Et je me disais : «Sortirai-je? Sortirai-je? Ou bien ne sortirai-je jamais? jamais? » Les gémissements sont plus forts loin de la mer, comme quand le jeune homme qu'on aime s'éloigne d'un air pincé.

Il est d'une grande importance qu'une femme se couche tôt pour pleurer, sans quoi elle serait trop accablée.
A l'ombre d'un camion pouvoir manger tranquillement.
Je fais mon devoir, tu fais le tien, et d'attroupement nulle part.

Silence !Silence ! Même pas vider une pêche. On est prudente, prudente.

On ne va pas chez le riche. On ne va pas chez le savant. Prudente, lovée dans ses anneaux.

Les maisons sont des obstacles. Les déménageurs sont des obstacles. La fille de l'air est un obstacle.
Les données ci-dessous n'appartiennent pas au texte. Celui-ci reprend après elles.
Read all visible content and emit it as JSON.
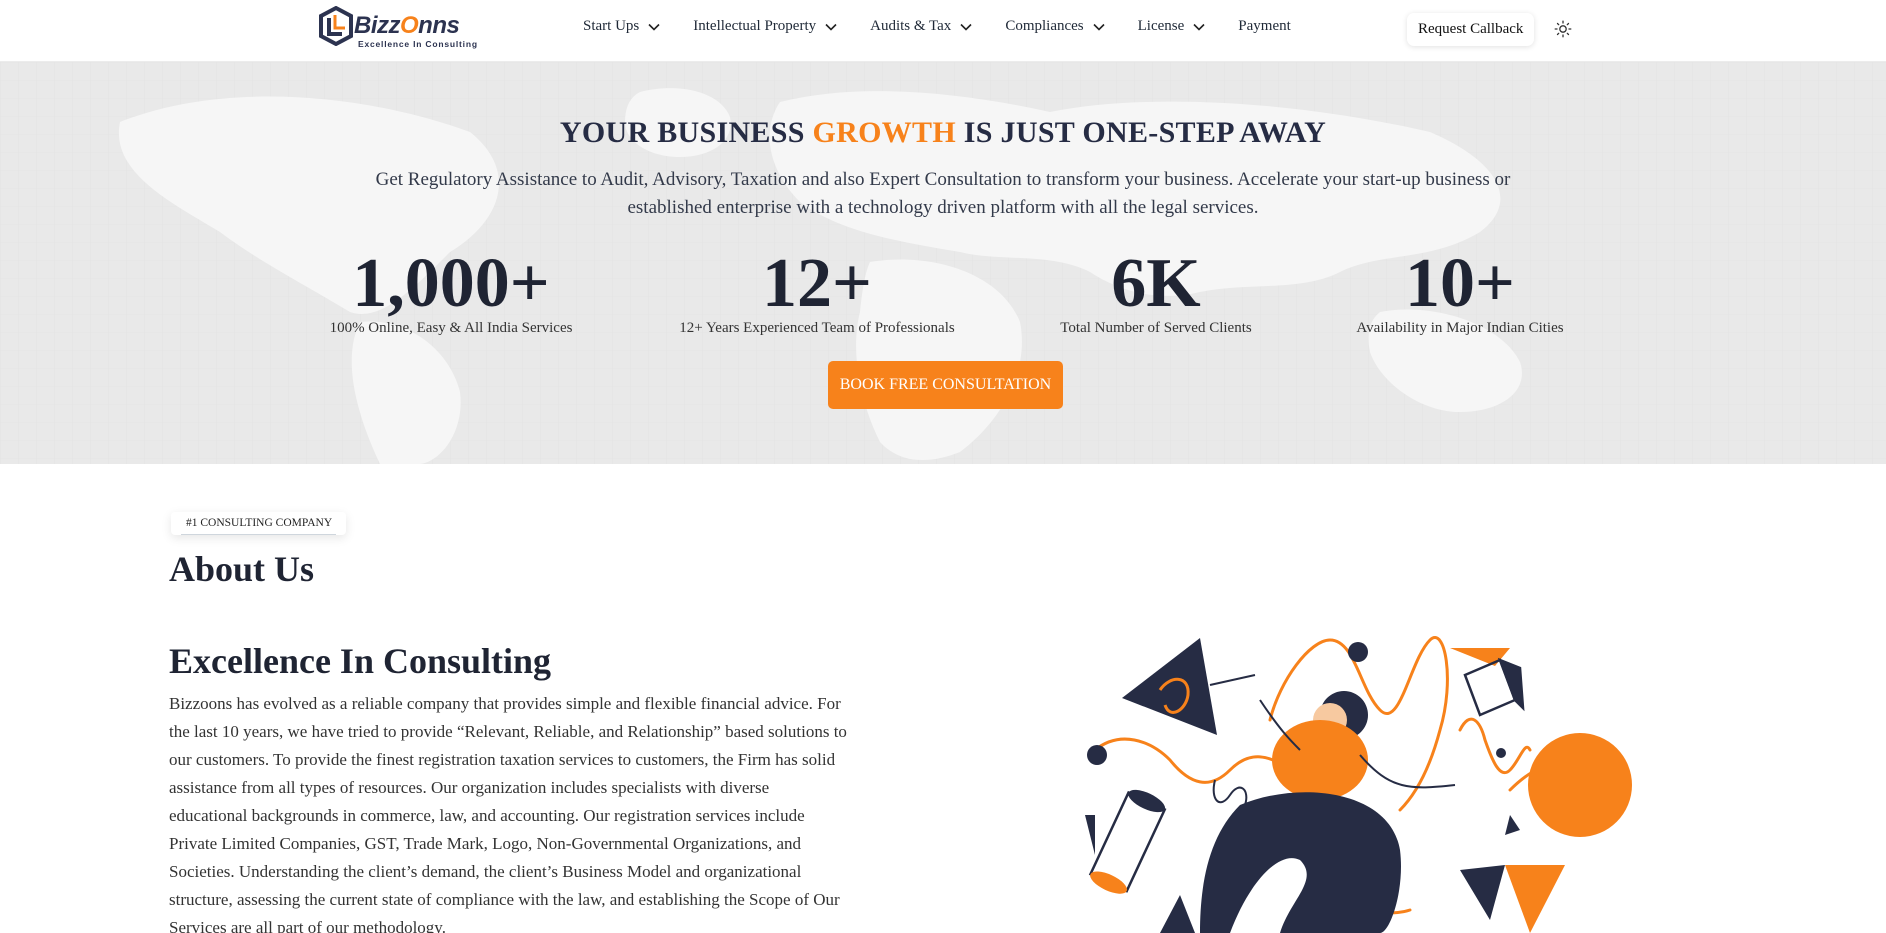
{
  "brand": {
    "name_start": "Bizz",
    "name_accent": "O",
    "name_end": "nns",
    "tagline": "Excellence In Consulting",
    "accent_color": "#f7821b",
    "dark_color": "#262c44"
  },
  "nav": {
    "items": [
      {
        "label": "Start Ups",
        "icon": "chevron-down-icon"
      },
      {
        "label": "Intellectual Property",
        "icon": "chevron-down-icon"
      },
      {
        "label": "Audits & Tax",
        "icon": "chevron-down-icon"
      },
      {
        "label": "Compliances",
        "icon": "chevron-down-icon"
      },
      {
        "label": "License",
        "icon": "chevron-down-icon"
      },
      {
        "label": "Payment"
      }
    ],
    "callback_label": "Request Callback",
    "theme_icon": "sun-icon"
  },
  "hero": {
    "title_start": "YOUR BUSINESS ",
    "title_accent": "GROWTH",
    "title_end": "  IS JUST ONE-STEP AWAY",
    "subtitle": "Get Regulatory Assistance to Audit, Advisory, Taxation and also Expert Consultation to transform your business. Accelerate your start-up business or established enterprise with a technology driven platform with all the legal services.",
    "stats": [
      {
        "value": "1,000+",
        "label": "100% Online, Easy & All India Services"
      },
      {
        "value": "12+",
        "label": "12+ Years Experienced Team of Professionals"
      },
      {
        "value": "6K",
        "label": "Total Number of Served Clients"
      },
      {
        "value": "10+",
        "label": "Availability in Major Indian Cities"
      }
    ],
    "cta_label": "BOOK FREE CONSULTATION"
  },
  "about": {
    "badge": "#1 CONSULTING COMPANY",
    "title": "About Us",
    "heading": "Excellence In Consulting",
    "body": "Bizzoons has evolved as a reliable company that provides simple and flexible financial advice. For the last 10 years, we have tried to provide “Relevant, Reliable, and Relationship” based solutions to our customers. To provide the finest registration taxation services to customers, the Firm has solid assistance from all types of resources. Our organization includes specialists with diverse educational backgrounds in commerce, law, and accounting. Our registration services include Private Limited Companies, GST, Trade Mark, Logo, Non-Governmental Organizations, and Societies. Understanding the client’s demand, the client’s Business Model and organizational structure, assessing the current state of compliance with the law, and establishing the Scope of Our Services are all part of our methodology.",
    "illustration": "consulting-illustration"
  }
}
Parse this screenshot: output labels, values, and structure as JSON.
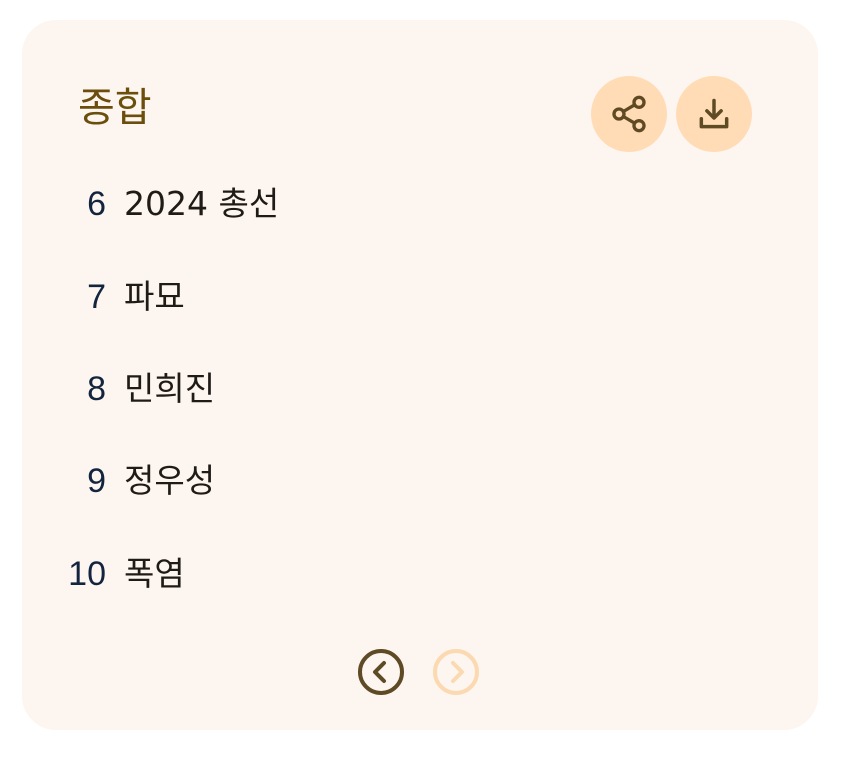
{
  "card": {
    "title": "종합",
    "share_icon": "share-icon",
    "download_icon": "download-icon",
    "items": [
      {
        "rank": "6",
        "term": "2024 총선"
      },
      {
        "rank": "7",
        "term": "파묘"
      },
      {
        "rank": "8",
        "term": "민희진"
      },
      {
        "rank": "9",
        "term": "정우성"
      },
      {
        "rank": "10",
        "term": "폭염"
      }
    ],
    "prev_icon": "chevron-left-circle-icon",
    "next_icon": "chevron-right-circle-icon"
  },
  "colors": {
    "card_background": "#fdf5ef",
    "title": "#6b4e0c",
    "icon_button_background": "#ffdcb5",
    "icon_stroke": "#5e4a24",
    "rank_number": "#13243f",
    "term_text": "#1f1b16",
    "pager_enabled": "#5e4a24",
    "pager_disabled": "#fbd9b1"
  }
}
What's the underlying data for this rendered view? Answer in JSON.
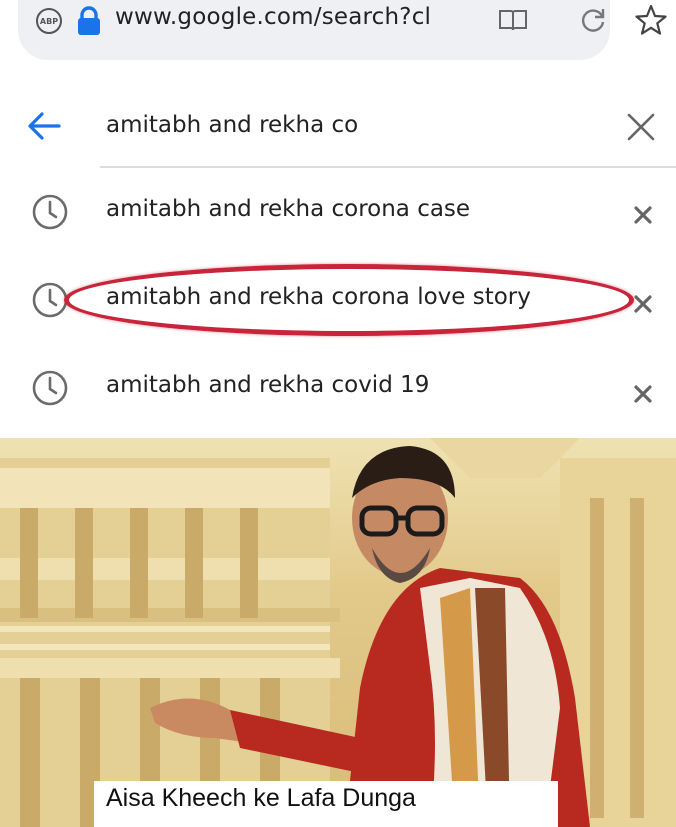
{
  "browser": {
    "url": "www.google.com/search?cl",
    "adblock_badge": "ABP"
  },
  "search": {
    "query": "amitabh and rekha co"
  },
  "suggestions": [
    {
      "label": "amitabh and rekha corona case"
    },
    {
      "label": "amitabh and rekha corona love story"
    },
    {
      "label": "amitabh and rekha covid 19"
    }
  ],
  "meme": {
    "caption": "Aisa Kheech ke Lafa Dunga"
  },
  "colors": {
    "accent": "#1a73e8",
    "highlight": "#c8243a",
    "icon_gray": "#6b6b6b"
  }
}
Rejeter, bousculer, défendre son miel avec son sang, évincer, sacrifier, faire périr... Pet parmi les aromates renverse bien des quilles.

Oh, fatigue, effort de ce monde, fatigue universelle, inimitié !

Lorellou, Lorellou, j'ai peur... Par moments l'obscurité, par moments les bruissements.

Écoute. J'approche des rumeurs de la Mort.

Tu as éteint toutes mes lampes.

L'air est devenu tout vide, Lorellou.